The group, under the umbrella of organization Achilles International, was founded by Dick Traum who became the first amputee to run the New York City Marathon.
Soltis explained how Achilles came to be.
“He was the first amputee to do that and that inspired Terry Fox,” said Soltis. “As a result, [Fox] did the Marathon of Hope ... The story goes that Dick Traum was in Canada supporting [the Terry Fox Run] and he got inspired seeing other people with mobility differences there and said, ‘You know what, people with mobility differences, they need a group too.'”
Thirty-one years ago, Traum started the first Achilles chapter in New York City, and now, Soltis — a quadriplegic — is bringing it to the Forest City.
The goal is to bring people together.
“It brings together volunteers with people with mobility differences; all kinds,” said Soltis. “Could be people with a visual difference ... people that use wheelchairs. Could be people with autism.”
Soltis said volunteers are crucial in making group meet-ups possible.
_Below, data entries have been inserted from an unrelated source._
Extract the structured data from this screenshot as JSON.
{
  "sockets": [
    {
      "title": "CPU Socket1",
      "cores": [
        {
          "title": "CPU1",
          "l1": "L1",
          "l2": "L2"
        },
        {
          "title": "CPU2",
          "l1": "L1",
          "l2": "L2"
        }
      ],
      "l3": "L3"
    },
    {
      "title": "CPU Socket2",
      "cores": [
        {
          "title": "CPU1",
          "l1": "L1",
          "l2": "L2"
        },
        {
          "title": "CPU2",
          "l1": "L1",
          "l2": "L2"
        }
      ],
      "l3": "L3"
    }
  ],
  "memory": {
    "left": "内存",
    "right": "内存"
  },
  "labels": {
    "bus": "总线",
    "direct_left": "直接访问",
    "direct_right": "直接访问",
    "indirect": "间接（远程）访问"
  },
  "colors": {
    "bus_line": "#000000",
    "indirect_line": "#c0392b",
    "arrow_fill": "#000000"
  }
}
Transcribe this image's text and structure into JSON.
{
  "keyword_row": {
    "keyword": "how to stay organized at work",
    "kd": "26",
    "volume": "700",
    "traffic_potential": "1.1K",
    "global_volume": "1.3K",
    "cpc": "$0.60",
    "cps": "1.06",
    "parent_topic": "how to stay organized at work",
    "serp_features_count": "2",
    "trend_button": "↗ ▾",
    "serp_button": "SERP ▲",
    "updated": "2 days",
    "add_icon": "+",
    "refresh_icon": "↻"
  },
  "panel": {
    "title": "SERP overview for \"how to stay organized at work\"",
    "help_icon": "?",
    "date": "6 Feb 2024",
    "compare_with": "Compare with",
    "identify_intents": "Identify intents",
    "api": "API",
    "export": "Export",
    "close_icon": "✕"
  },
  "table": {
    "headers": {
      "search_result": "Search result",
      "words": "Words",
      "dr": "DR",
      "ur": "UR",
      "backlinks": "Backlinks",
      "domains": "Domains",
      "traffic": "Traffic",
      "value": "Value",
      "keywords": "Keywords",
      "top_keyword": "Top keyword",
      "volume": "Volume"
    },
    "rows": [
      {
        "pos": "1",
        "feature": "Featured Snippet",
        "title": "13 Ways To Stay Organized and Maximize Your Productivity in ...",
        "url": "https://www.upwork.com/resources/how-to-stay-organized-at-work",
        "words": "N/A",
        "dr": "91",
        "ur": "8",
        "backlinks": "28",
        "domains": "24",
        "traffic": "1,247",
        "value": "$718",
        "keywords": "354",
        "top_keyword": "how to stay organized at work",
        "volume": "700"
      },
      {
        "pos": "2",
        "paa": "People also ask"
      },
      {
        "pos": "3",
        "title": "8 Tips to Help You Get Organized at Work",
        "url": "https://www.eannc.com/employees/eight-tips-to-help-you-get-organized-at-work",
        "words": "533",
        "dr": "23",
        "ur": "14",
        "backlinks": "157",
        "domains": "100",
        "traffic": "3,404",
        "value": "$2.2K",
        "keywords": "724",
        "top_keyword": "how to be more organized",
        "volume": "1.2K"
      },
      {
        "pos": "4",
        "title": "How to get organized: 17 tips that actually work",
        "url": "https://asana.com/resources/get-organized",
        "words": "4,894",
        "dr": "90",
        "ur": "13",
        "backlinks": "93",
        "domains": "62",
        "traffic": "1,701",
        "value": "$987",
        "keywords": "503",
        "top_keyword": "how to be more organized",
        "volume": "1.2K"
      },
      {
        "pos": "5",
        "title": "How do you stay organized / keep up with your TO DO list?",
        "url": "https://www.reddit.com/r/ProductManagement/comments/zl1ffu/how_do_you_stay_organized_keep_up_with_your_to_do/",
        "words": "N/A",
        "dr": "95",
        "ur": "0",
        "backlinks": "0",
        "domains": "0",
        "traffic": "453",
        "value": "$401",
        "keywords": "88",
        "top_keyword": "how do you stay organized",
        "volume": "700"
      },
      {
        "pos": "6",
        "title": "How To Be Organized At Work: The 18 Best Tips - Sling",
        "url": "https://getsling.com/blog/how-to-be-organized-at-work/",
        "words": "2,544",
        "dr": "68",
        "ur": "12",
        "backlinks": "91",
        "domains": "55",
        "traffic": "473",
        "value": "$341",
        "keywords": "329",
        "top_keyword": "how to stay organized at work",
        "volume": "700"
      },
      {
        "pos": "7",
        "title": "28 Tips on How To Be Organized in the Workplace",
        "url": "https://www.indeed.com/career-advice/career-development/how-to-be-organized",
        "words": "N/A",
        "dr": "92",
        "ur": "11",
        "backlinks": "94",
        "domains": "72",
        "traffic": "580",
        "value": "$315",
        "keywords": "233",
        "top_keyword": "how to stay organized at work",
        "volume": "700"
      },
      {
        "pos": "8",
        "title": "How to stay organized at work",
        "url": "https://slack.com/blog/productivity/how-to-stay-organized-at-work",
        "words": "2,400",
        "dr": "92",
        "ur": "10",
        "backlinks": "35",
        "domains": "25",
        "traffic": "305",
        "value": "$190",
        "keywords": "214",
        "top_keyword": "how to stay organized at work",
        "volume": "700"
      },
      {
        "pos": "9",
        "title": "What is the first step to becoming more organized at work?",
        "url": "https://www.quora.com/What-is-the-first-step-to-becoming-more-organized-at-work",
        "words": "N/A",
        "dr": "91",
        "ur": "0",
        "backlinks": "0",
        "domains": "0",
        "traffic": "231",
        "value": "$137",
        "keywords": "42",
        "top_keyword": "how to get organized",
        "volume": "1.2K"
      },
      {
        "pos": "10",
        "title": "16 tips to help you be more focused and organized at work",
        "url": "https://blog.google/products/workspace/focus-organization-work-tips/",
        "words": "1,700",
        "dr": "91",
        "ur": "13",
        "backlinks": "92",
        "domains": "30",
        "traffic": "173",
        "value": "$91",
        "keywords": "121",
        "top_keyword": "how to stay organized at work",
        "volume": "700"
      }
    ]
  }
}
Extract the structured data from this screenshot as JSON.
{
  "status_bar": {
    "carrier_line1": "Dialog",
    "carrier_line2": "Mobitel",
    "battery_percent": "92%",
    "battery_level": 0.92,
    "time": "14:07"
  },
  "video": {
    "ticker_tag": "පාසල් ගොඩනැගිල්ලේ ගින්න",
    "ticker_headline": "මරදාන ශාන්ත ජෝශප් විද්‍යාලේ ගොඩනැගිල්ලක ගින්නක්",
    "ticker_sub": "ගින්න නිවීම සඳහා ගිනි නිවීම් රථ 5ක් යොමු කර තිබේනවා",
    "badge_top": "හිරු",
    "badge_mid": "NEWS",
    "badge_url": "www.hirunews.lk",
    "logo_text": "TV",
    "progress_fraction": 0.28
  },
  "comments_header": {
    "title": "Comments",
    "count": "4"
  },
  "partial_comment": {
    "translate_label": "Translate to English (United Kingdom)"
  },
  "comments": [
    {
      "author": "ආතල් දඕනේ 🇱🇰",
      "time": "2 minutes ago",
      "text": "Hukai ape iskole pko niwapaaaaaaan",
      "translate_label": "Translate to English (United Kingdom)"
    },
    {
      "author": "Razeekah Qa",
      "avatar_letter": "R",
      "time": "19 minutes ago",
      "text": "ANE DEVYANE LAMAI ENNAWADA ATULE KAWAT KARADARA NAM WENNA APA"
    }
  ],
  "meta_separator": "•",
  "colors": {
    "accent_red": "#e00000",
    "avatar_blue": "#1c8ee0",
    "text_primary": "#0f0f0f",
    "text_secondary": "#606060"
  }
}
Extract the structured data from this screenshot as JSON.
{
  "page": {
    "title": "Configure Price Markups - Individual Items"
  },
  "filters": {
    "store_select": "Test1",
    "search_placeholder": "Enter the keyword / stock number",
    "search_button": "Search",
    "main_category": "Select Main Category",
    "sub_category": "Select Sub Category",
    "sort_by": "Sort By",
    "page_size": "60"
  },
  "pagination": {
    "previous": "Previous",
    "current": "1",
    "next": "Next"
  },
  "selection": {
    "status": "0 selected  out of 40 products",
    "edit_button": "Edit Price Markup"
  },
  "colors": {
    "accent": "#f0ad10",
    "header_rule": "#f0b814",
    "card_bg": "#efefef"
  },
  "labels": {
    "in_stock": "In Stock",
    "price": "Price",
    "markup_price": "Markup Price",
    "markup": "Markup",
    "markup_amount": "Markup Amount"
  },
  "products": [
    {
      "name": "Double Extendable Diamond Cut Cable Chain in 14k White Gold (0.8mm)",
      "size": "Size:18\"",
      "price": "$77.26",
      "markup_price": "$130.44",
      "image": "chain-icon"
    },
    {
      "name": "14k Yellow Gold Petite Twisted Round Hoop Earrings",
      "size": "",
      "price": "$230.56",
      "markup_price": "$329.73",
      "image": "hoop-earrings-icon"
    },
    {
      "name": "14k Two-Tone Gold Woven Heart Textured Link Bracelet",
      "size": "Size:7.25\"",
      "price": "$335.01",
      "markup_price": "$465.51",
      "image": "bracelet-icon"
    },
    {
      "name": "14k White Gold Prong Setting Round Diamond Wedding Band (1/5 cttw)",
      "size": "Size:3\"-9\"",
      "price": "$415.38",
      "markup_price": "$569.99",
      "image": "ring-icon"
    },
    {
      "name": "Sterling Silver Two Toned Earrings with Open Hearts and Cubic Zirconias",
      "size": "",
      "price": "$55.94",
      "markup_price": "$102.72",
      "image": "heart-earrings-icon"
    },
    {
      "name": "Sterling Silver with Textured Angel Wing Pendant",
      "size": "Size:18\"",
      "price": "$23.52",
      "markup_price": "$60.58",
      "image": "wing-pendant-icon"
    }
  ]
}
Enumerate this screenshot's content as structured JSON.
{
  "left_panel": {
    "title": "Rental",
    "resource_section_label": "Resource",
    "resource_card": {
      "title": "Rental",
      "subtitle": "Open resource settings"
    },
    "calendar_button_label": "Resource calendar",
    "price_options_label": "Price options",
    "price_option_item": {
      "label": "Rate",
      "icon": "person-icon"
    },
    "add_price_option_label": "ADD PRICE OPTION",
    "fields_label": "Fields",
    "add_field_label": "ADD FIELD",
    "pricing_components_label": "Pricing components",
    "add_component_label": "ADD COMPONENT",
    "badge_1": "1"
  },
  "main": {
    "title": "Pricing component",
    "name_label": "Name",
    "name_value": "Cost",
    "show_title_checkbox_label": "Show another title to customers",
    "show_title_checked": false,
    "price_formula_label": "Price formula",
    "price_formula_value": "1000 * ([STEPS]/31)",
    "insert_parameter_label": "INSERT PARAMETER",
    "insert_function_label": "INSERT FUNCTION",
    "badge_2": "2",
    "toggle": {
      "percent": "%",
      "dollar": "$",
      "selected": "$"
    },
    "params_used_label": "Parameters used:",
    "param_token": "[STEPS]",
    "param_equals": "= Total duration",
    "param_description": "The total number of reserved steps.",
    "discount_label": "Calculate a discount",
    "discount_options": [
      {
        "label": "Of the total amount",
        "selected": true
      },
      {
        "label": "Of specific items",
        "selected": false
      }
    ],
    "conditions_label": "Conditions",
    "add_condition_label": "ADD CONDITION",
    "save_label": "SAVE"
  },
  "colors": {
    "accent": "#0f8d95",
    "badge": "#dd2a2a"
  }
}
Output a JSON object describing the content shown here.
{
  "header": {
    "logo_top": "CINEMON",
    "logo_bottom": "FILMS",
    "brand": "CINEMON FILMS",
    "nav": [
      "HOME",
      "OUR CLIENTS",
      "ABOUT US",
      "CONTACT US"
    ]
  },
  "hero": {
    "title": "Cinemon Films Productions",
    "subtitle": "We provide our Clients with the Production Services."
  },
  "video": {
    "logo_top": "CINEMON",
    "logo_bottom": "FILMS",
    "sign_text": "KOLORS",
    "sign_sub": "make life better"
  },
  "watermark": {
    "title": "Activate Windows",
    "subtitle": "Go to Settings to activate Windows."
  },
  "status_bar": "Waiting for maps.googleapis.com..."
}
“Without having volunteers, I couldn't go out and use my hand cycle. It's physically impossible,” he said. “It's the idea of that social experience. It's a chance for people with mobility differences to be with other people.”
Currently, Soltis meets a small group at Masonville Mall to walk every Tuesday afternoon for a two-hour walk around the mall.
“We do that for exercise — it's social, and to maintain good shape” said Soltis. “When the weather's nice, most people would rather be outside.”
Soltis believes a group like this can have physical and mental benefits.
“It's the stimulation of being around other people — social interactions,” he said. “It's the stimulation of [being] out in nature. For myself and for many people with mobility differences, we're often indoors and we're indoors a lot.”
Soltis hopes as interest grows, volunteers from all walks of life will also get involved.
“Hopefully this will grow and there will be large numbers involved,” he said. “It also give san opportunity for volunteers to know about people with mobility differences they may not otherwise come to know at their work place, at school ... that's breaking down a lot of barriers.”
Achilles' main objective is to bring “hope, inspiration and the joys of achievement to people with disabilities.”
Soltis hopes both members and volunteers can be inspired through this experience.
“For people with mobility differences, the fact that they can have that opportunity to exercise with the assistance of a volunteer, it can maybe then inspire them to set goals,” said Soltis. “For the volunteers, I think the inspiration is being around people with mobility differences.”
For more information on how to become involved with Achilles London, visit achilleslondon.com.
“I'm an optimistic person ... I could see some [work] placements… this is going all year round and its benefitting people in many ways. We'll see what happens. Hopefully this will inspire some people.”